Negative emotions on the other side can harmfully impact the way the learner processes information. It can deactivate, raise the difficulty, and discourage the learner from wanting to continue learning.

If for example, the interface design of multimedia learning is distracting or confusing for learners, this could cause negative emotions, which could hinder learning. Thus, it is important to have a balance and to use graphics and visuals that are meaningful, and that can provoke positive emotions.

For learning to be meaningful, it is important to understand that is not only about cognitive processing as one previously thought, but that also emotional responses are a crucial part in stimulating the brain to want to process information.

It is important to remember that anything both verbal or visual that is irrelevant should be removed from the learning content. Arguably, this does not mean that well-designed essential elements should be taken out. It is important though to design with a critical mind for the graphics and content to engage, promote positive emotions, and enhance learning.

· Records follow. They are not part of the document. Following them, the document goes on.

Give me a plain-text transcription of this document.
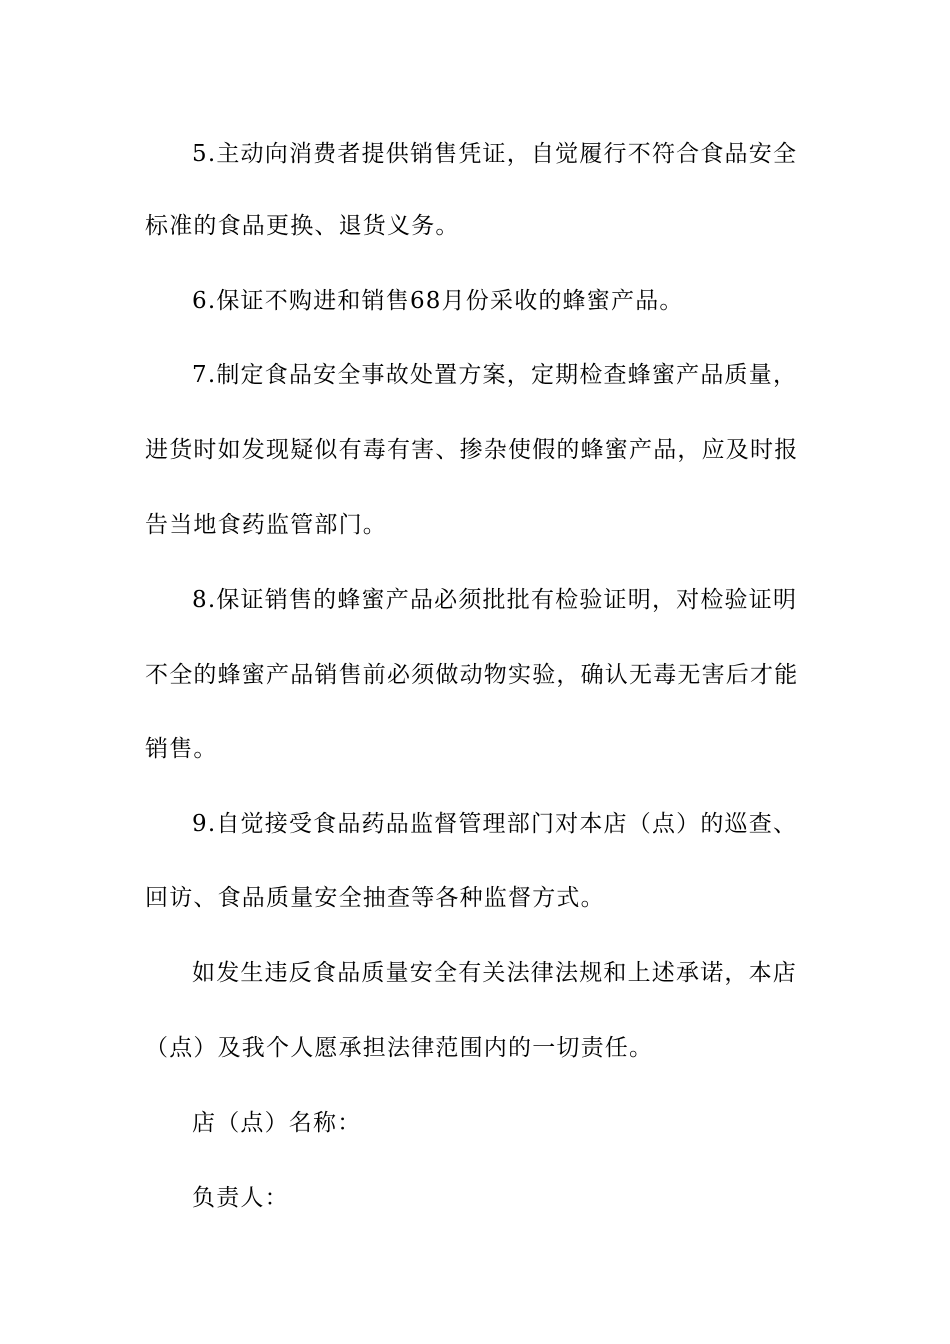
5.主动向消费者提供销售凭证，自觉履行不符合食品安全
标准的食品更换、退货义务。
6.保证不购进和销售68月份采收的蜂蜜产品。
7.制定食品安全事故处置方案，定期检查蜂蜜产品质量，
进货时如发现疑似有毒有害、掺杂使假的蜂蜜产品，应及时报
告当地食药监管部门。
8.保证销售的蜂蜜产品必须批批有检验证明，对检验证明
不全的蜂蜜产品销售前必须做动物实验，确认无毒无害后才能
销售。
9.自觉接受食品药品监督管理部门对本店（点）的巡查、
回访、食品质量安全抽查等各种监督方式。
如发生违反食品质量安全有关法律法规和上述承诺，本店
（点）及我个人愿承担法律范围内的一切责任。
店（点）名称：
负责人：
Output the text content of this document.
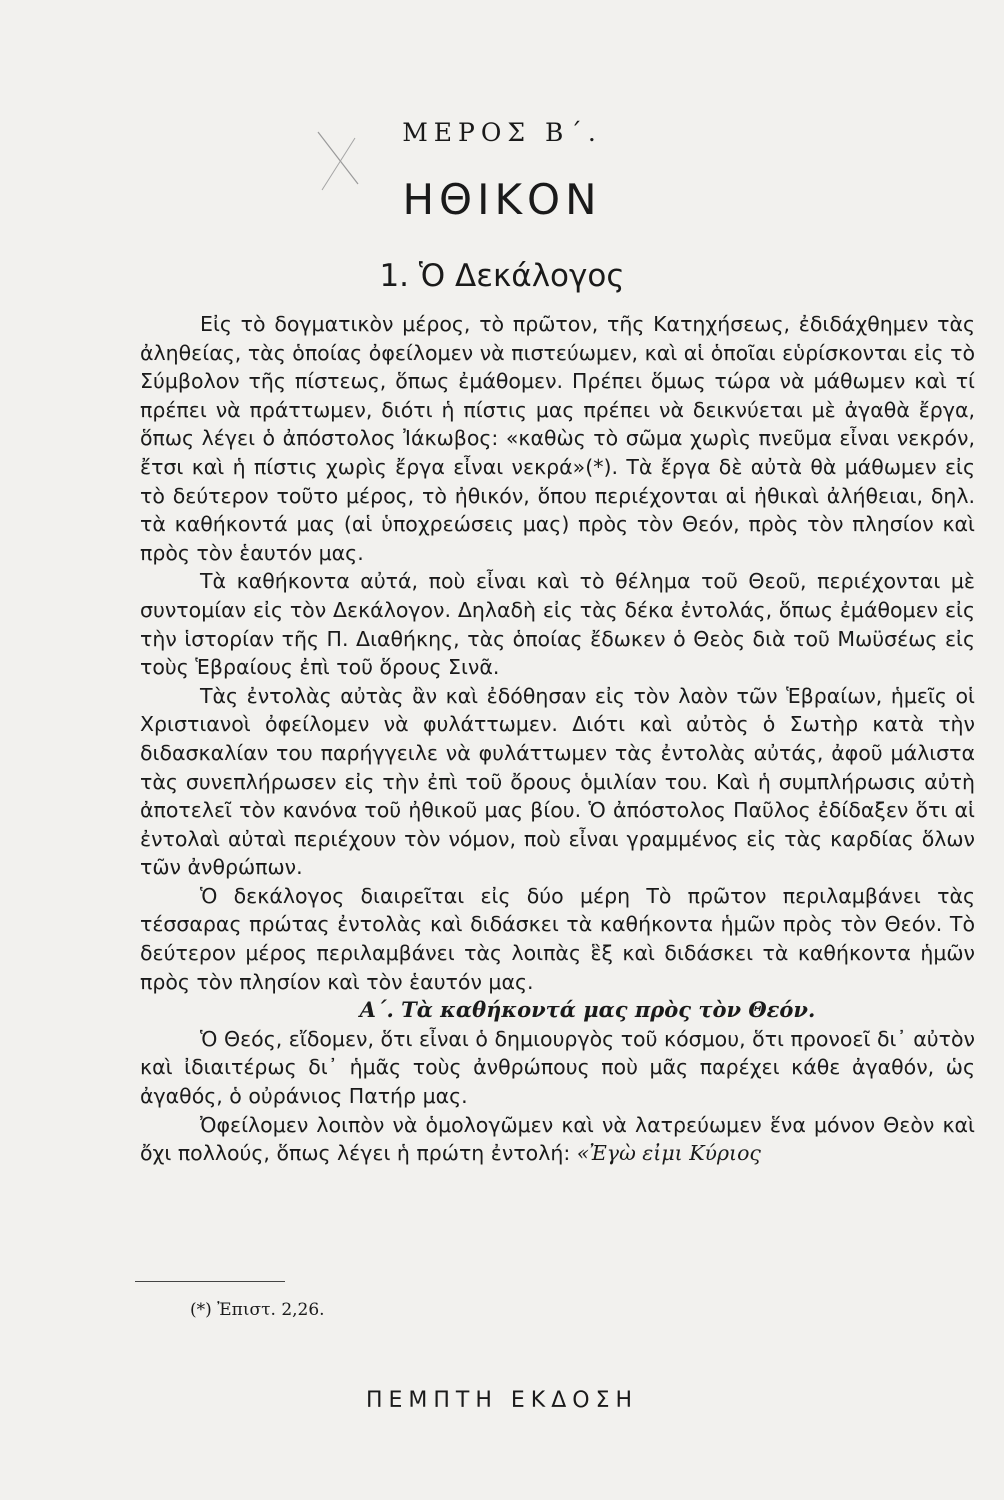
ΜΕΡΟΣ Β΄.
ΗΘΙΚΟΝ
1. Ὁ Δεκάλογος

Εἰς τὸ δογματικὸν μέρος, τὸ πρῶτον, τῆς Κατηχήσεως, ἐδιδάχθημεν τὰς ἀληθείας, τὰς ὁποίας ὀφείλομεν νὰ πιστεύωμεν, καὶ αἱ ὁποῖαι εὑρίσκονται εἰς τὸ Σύμβολον τῆς πίστεως, ὅπως ἐμάθομεν. Πρέπει ὅμως τώρα νὰ μάθωμεν καὶ τί πρέπει νὰ πράττωμεν, διότι ἡ πίστις μας πρέπει νὰ δεικνύεται μὲ ἀγαθὰ ἔργα, ὅπως λέγει ὁ ἀπόστολος Ἰάκωβος: «καθὼς τὸ σῶμα χωρὶς πνεῦμα εἶναι νεκρόν, ἔτσι καὶ ἡ πίστις χωρὶς ἔργα εἶναι νεκρά»(*). Τὰ ἔργα δὲ αὐτὰ θὰ μάθωμεν εἰς τὸ δεύτερον τοῦτο μέρος, τὸ ἠθικόν, ὅπου περιέχονται αἱ ἠθικαὶ ἀλήθειαι, δηλ. τὰ καθήκοντά μας (αἱ ὑποχρεώσεις μας) πρὸς τὸν Θεόν, πρὸς τὸν πλησίον καὶ πρὸς τὸν ἑαυτόν μας.

Τὰ καθήκοντα αὐτά, ποὺ εἶναι καὶ τὸ θέλημα τοῦ Θεοῦ, περιέχονται μὲ συντομίαν εἰς τὸν Δεκάλογον. Δηλαδὴ εἰς τὰς δέκα ἐντολάς, ὅπως ἐμάθομεν εἰς τὴν ἱστορίαν τῆς Π. Διαθήκης, τὰς ὁποίας ἔδωκεν ὁ Θεὸς διὰ τοῦ Μωϋσέως εἰς τοὺς Ἑβραίους ἐπὶ τοῦ ὅρους Σινᾶ.

Τὰς ἐντολὰς αὐτὰς ἂν καὶ ἐδόθησαν εἰς τὸν λαὸν τῶν Ἑβραίων, ἡμεῖς οἱ Χριστιανοὶ ὀφείλομεν νὰ φυλάττωμεν. Διότι καὶ αὐτὸς ὁ Σωτὴρ κατὰ τὴν διδασκαλίαν του παρήγγειλε νὰ φυλάττωμεν τὰς ἐντολὰς αὐτάς, ἀφοῦ μάλιστα τὰς συνεπλήρωσεν εἰς τὴν ἐπὶ τοῦ ὄρους ὁμιλίαν του. Καὶ ἡ συμπλήρωσις αὐτὴ ἀποτελεῖ τὸν κανόνα τοῦ ἠθικοῦ μας βίου. Ὁ ἀπόστολος Παῦλος ἐδίδαξεν ὅτι αἱ ἐντολαὶ αὐταὶ περιέχουν τὸν νόμον, ποὺ εἶναι γραμμένος εἰς τὰς καρδίας ὅλων τῶν ἀνθρώπων.

Ὁ δεκάλογος διαιρεῖται εἰς δύο μέρη Τὸ πρῶτον περιλαμβάνει τὰς τέσσαρας πρώτας ἐντολὰς καὶ διδάσκει τὰ καθήκοντα ἡμῶν πρὸς τὸν Θεόν. Τὸ δεύτερον μέρος περιλαμβάνει τὰς λοιπὰς ἓξ καὶ διδάσκει τὰ καθήκοντα ἡμῶν πρὸς τὸν πλησίον καὶ τὸν ἑαυτόν μας.

Α΄. Τὰ καθήκοντά μας πρὸς τὸν Θεόν.

Ὁ Θεός, εἴδομεν, ὅτι εἶναι ὁ δημιουργὸς τοῦ κόσμου, ὅτι προνοεῖ δι᾽ αὐτὸν καὶ ἰδιαιτέρως δι᾽ ἡμᾶς τοὺς ἀνθρώπους ποὺ μᾶς παρέχει κάθε ἀγαθόν, ὡς ἀγαθός, ὁ οὐράνιος Πατήρ μας.

Ὀφείλομεν λοιπὸν νὰ ὁμολογῶμεν καὶ νὰ λατρεύωμεν ἕνα μόνον Θεὸν καὶ ὄχι πολλούς, ὅπως λέγει ἡ πρώτη ἐντολή: «Ἐγὼ εἰμι Κύριος

(*) Ἐπιστ. 2,26.
ΠΕΜΠΤΗ ΕΚΔΟΣΗ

Anything extra visually that does not belong to the learning material is only going to increase cognitive processing that is going to prevent the transfer of knowledge.

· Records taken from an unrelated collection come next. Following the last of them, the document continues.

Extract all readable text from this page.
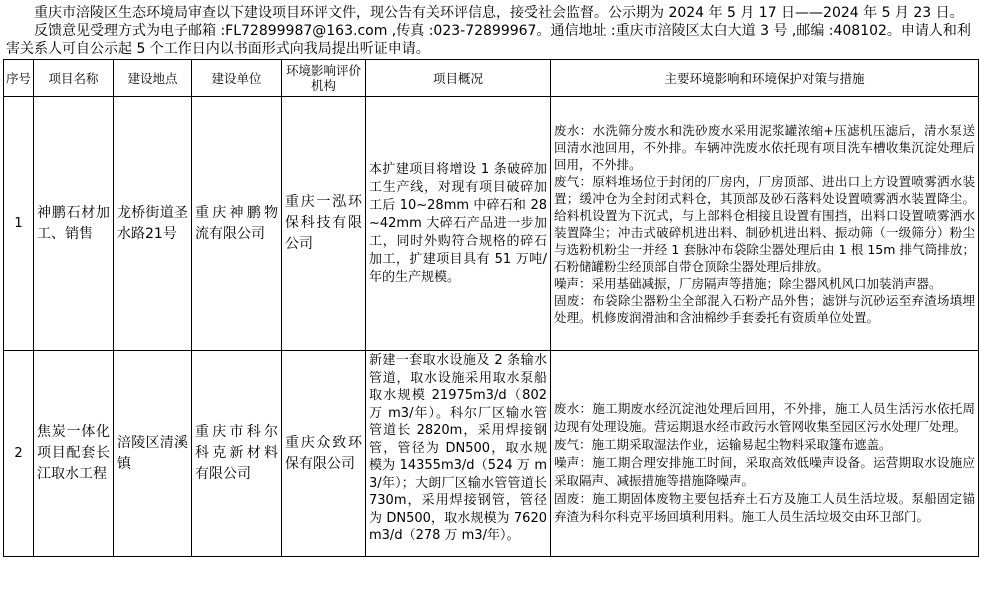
重庆市涪陵区生态环境局审查以下建设项目环评文件，现公告有关环评信息，接受社会监督。公示期为 2024 年 5 月 17 日——2024 年 5 月 23 日。

反馈意见受理方式为电子邮箱 :FL72899987@163.com ,传真 :023-72899967。通信地址 :重庆市涪陵区太白大道 3 号 ,邮编 :408102。申请人和利害关系人可自公示起 5 个工作日内以书面形式向我局提出听证申请。

序号	项目名称	建设地点	建设单位	环境影响评价机构	项目概况	主要环境影响和环境保护对策与措施
1	神鹏石材加工、销售	龙桥街道圣水路21号	重庆神鹏物流有限公司	重庆一泓环保科技有限公司	本扩建项目将增设 1 条破碎加工生产线，对现有项目破碎加工后 10~28mm 中碎石和 28~42mm 大碎石产品进一步加工，同时外购符合规格的碎石加工，扩建项目具有 51 万吨/年的生产规模。	废水：水洗筛分废水和洗砂废水采用泥浆罐浓缩+压滤机压滤后，清水泵送回清水池回用，不外排。车辆冲洗废水依托现有项目洗车槽收集沉淀处理后回用，不外排。

废气：原料堆场位于封闭的厂房内，厂房顶部、进出口上方设置喷雾洒水装置；缓冲仓为全封闭式料仓，其顶部及砂石落料处设置喷雾洒水装置降尘。给料机设置为下沉式，与上部料仓相接且设置有围挡，出料口设置喷雾洒水装置降尘；冲击式破碎机进出料、制砂机进出料、振动筛（一级筛分）粉尘与选粉机粉尘一并经 1 套脉冲布袋除尘器处理后由 1 根 15m 排气筒排放；石粉储罐粉尘经顶部自带仓顶除尘器处理后排放。

噪声：采用基础减振，厂房隔声等措施；除尘器风机风口加装消声器。

固废：布袋除尘器粉尘全部混入石粉产品外售；滤饼与沉砂运至弃渣场填埋处理。机修废润滑油和含油棉纱手套委托有资质单位处置。

2	焦炭一体化项目配套长江取水工程	涪陵区清溪镇	重庆市科尔科克新材料有限公司	重庆众致环保有限公司	新建一套取水设施及 2 条输水管道，取水设施采用取水泵船取水规模 21975m3/d（802 万 m3/年）。科尔厂区输水管管道长 2820m，采用焊接钢管，管径为 DN500，取水规模为 14355m3/d（524 万 m3/年）；大朗厂区输水管管道长 730m，采用焊接钢管，管径为 DN500，取水规模为 7620m3/d（278 万 m3/年）。	废水：施工期废水经沉淀池处理后回用，不外排，施工人员生活污水依托周边现有处理设施。营运期退水经市政污水管网收集至园区污水处理厂处理。

废气：施工期采取湿法作业，运输易起尘物料采取篷布遮盖。

噪声：施工期合理安排施工时间，采取高效低噪声设备。运营期取水设施应采取隔声、减振措施等措施降噪声。

固废：施工期固体废物主要包括弃土石方及施工人员生活垃圾。泵船固定锚弃渣为科尔科克平场回填利用料。施工人员生活垃圾交由环卫部门。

In short, Instructional designers need to consider not only the working memory capacity of the student, but also the extraneous cognitive load that unnecessary visual elements could add to the learner. Adding extra graphics without a purpose can provoke negative emotions that disrupt the learning process and so distracting the learners from what is relevant to the learning material. It is also crucial to understand how the brain works and processes information, and how positive emotions, based on senses, can engage and motivate learners to want to pursue knowledge.

Visual graphics have the power to evoke emotions that can positively enhance and transfer learning. The golden rule is to keep things simple and to use graphics and emotional design purposely and meaningfully to increase learning performance.


Mayer, R. (2014). Incorporating motivation into multimedia learning. Learning and Instruction, 29, 171–173.

Park, B. , Knörzer, L. , Plass, J. , & Brünken, R. (2015). Emotional design and positive emotions in multimedia learning: An eyetracking study on the use of anthropomorphisms. Computers & Education, 86, 30–42.

Merriam, Sharan B., and Bierema, Laura L.. Adult Learning: Linking Theory and Practice (1). Somerset, US: Jossey-Bass, 2013.